While the exact cost of such a project is unknown, Director Jeffries said it could be “ballparked…north of $500 million.”
When asked if the Illinois Veterans’ Home could ever be fully free of Legionella with its original plumbing system in place, Director Jeffries conceded “Probably not.”
Lawmakers Calling for Action
Director Jeffries’ answer appears not to have satisfied high-profile critics of the state’s handling of the Legionnaires’ disease outbreaks at the Illinois Veterans’ Home. Sen. Dick Durbin has called for the facility to be shuttered until the water system is completely safe. Both Sen. Durbin and Sen. Tammy Duckworth, former head of the state Veterans’ Affairs department from 2006 to 2009, have called for a “review of [the department’s] leadership given this troubling pattern of the presence of Legionella at IVH Quincy three years in a row.”

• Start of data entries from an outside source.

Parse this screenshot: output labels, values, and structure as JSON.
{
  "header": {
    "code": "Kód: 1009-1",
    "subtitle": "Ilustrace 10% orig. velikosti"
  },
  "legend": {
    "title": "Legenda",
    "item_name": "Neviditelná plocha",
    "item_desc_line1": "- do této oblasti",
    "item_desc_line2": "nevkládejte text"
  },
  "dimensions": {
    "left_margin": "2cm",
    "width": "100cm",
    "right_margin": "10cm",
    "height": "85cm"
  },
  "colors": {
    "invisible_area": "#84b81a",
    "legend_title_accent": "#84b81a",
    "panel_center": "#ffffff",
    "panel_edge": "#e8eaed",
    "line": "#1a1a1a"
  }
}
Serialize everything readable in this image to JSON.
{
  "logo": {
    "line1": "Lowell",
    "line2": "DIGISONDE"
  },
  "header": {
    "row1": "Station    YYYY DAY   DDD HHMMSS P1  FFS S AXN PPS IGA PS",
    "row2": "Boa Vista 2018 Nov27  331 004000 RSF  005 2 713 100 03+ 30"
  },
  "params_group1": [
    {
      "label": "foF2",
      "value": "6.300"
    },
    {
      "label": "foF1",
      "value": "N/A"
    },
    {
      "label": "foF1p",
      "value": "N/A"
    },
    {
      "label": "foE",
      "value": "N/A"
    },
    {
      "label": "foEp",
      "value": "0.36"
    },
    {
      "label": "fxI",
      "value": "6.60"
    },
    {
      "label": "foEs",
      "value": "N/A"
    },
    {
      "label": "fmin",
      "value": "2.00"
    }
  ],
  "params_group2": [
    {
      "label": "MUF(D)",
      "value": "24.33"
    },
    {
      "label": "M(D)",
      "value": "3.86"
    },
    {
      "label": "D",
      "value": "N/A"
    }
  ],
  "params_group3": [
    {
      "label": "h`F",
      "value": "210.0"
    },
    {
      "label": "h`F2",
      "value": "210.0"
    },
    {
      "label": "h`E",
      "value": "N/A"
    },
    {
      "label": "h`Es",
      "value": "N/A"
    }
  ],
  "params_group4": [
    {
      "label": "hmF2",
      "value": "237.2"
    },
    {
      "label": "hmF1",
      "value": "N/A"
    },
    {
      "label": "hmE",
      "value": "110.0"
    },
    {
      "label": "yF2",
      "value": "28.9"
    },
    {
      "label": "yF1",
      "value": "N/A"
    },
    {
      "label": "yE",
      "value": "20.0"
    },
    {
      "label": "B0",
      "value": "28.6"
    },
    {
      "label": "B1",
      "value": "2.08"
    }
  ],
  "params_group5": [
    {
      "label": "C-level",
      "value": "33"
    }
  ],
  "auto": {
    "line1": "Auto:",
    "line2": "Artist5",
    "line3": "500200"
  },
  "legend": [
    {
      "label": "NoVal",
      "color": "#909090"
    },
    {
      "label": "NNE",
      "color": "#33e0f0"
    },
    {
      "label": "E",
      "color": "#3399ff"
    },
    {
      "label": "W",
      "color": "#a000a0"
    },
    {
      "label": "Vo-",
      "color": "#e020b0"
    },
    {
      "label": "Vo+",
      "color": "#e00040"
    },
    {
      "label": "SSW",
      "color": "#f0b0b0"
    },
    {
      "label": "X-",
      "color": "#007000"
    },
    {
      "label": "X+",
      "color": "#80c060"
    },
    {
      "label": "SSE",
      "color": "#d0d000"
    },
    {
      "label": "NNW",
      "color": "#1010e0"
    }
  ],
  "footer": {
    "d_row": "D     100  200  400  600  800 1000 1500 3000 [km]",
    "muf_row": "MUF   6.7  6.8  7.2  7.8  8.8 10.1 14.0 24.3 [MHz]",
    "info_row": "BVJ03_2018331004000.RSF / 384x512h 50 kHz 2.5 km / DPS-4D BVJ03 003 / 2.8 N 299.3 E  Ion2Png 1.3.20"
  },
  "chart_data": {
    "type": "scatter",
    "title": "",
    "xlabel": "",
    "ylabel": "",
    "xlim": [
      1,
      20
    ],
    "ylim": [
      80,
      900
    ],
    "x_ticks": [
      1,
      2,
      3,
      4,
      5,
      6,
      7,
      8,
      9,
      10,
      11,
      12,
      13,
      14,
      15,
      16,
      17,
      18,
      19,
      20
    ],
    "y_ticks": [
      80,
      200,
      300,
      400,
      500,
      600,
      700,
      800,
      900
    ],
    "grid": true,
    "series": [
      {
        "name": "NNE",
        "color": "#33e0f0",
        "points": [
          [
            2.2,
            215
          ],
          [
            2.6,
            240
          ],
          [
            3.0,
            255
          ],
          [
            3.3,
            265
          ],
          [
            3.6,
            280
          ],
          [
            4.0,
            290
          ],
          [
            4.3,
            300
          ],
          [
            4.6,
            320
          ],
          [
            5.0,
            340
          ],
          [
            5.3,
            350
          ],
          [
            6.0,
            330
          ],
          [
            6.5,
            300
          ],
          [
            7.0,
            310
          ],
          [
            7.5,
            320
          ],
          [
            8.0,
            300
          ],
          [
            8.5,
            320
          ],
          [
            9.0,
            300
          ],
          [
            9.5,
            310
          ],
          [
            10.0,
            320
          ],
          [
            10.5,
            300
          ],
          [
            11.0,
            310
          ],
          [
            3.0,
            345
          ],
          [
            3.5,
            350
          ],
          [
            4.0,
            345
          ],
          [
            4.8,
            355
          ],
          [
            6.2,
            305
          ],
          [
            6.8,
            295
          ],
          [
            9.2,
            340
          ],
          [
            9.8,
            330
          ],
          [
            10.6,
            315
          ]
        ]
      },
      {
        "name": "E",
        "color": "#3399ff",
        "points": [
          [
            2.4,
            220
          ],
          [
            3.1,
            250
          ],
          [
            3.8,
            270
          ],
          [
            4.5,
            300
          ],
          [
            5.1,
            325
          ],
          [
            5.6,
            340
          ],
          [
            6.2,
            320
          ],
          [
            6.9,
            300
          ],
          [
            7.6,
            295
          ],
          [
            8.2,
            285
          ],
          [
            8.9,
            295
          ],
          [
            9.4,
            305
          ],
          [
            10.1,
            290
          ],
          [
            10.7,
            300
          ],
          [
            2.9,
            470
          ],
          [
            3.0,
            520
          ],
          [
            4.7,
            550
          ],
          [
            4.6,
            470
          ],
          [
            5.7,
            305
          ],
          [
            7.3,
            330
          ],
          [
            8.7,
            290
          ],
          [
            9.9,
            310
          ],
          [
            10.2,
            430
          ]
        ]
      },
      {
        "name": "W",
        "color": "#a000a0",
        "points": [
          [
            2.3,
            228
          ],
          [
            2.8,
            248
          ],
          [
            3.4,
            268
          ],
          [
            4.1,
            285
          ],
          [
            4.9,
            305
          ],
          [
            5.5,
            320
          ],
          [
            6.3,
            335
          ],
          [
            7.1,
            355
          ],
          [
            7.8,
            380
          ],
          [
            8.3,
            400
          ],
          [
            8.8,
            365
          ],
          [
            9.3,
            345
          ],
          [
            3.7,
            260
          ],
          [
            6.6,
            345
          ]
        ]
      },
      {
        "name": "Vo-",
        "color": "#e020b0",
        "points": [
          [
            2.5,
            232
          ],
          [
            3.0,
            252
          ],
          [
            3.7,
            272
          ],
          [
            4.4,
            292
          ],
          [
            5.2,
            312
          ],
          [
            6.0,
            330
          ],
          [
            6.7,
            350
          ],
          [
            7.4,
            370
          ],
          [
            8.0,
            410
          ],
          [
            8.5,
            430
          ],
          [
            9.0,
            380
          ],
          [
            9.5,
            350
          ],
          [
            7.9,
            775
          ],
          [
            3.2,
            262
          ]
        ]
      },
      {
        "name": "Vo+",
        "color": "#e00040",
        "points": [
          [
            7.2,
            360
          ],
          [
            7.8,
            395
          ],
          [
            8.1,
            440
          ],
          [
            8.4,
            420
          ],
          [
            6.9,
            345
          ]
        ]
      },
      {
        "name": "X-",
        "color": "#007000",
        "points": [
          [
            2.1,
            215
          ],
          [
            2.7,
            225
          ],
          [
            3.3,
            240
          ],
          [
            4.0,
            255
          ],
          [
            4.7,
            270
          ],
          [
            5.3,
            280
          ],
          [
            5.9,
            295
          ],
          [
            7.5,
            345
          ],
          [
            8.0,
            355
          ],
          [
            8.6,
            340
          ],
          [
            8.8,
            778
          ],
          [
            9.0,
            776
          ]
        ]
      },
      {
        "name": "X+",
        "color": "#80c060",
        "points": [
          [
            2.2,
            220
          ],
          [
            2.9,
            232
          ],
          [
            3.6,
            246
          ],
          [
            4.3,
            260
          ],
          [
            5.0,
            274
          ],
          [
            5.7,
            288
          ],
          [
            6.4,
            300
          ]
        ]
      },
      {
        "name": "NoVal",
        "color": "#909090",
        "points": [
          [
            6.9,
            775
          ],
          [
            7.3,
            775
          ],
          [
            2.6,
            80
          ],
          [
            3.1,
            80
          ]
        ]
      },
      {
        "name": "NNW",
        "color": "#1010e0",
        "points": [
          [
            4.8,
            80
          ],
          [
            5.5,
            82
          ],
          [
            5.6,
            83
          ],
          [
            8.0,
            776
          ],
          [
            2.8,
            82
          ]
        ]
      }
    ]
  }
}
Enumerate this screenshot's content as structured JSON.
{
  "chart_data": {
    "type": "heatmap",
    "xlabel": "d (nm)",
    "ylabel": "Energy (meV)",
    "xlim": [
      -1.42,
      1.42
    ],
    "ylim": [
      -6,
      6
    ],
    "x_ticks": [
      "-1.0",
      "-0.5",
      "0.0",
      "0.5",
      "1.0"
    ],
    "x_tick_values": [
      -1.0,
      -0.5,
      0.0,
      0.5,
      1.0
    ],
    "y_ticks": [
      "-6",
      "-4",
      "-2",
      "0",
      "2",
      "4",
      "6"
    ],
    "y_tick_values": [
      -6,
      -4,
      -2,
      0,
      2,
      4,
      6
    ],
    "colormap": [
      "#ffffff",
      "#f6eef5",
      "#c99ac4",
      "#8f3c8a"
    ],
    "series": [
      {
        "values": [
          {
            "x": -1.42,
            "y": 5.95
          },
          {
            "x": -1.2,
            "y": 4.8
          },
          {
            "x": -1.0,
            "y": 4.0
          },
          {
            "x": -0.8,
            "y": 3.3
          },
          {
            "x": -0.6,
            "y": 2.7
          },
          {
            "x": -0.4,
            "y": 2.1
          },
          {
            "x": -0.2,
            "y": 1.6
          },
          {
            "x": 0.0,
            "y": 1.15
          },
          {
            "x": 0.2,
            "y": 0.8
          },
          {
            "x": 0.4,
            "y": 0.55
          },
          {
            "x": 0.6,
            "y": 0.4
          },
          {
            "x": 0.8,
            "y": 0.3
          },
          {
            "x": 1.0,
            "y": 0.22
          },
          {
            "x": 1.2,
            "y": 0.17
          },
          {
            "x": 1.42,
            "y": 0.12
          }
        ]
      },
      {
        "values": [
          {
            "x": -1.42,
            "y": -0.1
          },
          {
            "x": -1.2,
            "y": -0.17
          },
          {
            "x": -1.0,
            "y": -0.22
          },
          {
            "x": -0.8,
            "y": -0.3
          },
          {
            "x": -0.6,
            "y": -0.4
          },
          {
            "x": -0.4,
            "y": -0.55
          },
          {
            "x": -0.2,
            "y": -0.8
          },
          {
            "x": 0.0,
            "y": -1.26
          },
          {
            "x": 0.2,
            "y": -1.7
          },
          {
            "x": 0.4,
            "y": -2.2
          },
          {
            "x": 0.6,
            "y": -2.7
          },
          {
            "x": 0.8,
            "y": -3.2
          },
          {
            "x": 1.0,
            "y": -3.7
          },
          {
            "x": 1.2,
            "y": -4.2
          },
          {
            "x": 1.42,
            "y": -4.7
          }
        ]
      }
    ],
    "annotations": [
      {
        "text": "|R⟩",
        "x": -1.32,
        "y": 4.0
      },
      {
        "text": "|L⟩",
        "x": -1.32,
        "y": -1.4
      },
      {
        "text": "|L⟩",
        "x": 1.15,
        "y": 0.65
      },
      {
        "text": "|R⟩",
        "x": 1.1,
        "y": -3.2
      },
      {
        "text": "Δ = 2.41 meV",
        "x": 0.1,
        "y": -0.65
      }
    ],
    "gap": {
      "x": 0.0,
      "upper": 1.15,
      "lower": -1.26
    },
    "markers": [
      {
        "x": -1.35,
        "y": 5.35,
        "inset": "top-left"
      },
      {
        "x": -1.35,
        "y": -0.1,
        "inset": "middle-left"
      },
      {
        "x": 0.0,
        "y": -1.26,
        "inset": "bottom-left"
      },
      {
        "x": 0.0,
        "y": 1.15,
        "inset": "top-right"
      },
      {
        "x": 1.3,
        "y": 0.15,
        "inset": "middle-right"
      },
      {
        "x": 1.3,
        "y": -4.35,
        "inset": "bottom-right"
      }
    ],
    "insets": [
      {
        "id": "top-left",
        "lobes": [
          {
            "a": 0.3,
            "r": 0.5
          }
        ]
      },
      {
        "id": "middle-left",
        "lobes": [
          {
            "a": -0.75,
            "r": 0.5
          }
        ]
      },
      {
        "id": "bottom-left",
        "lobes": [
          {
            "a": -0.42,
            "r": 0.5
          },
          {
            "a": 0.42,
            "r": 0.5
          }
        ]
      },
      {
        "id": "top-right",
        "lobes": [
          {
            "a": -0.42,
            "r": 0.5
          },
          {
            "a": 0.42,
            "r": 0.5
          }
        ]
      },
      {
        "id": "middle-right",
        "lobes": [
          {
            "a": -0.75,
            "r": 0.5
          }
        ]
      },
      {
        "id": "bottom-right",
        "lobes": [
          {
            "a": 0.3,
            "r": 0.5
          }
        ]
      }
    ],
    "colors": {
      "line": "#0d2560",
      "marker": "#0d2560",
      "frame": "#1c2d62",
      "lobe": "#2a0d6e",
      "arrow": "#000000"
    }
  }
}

Cap on Financial Compensation
Similarly outraged are many of the family members of residents who have succumbed to Legionnaires’ disease at the Quincy facility. So far, eleven lawsuits have been filed by these families against the State of Illinois, alleging that the state’s negligence and lack of communication led to their loved ones’ early demise.
These lawsuits may face an uphill battle. So far, the State of Illinois has officially accepted no legal responsibility for the 2015 Legionnaires’ disease outbreak. Moreover, should these lawsuits prove successful, the amount the families can recover is limited. While other Legionnaires’ disease lawsuits have yielded outcomes in the millions of dollars, because these deaths occurred in a state nursing home facility, Illinois law caps any potential awards at $100,000.00.
Nevertheless, the families who have gone on record about their lawsuits have insisted that they are not motivated by financial compensation – they just want to see the problem get solved.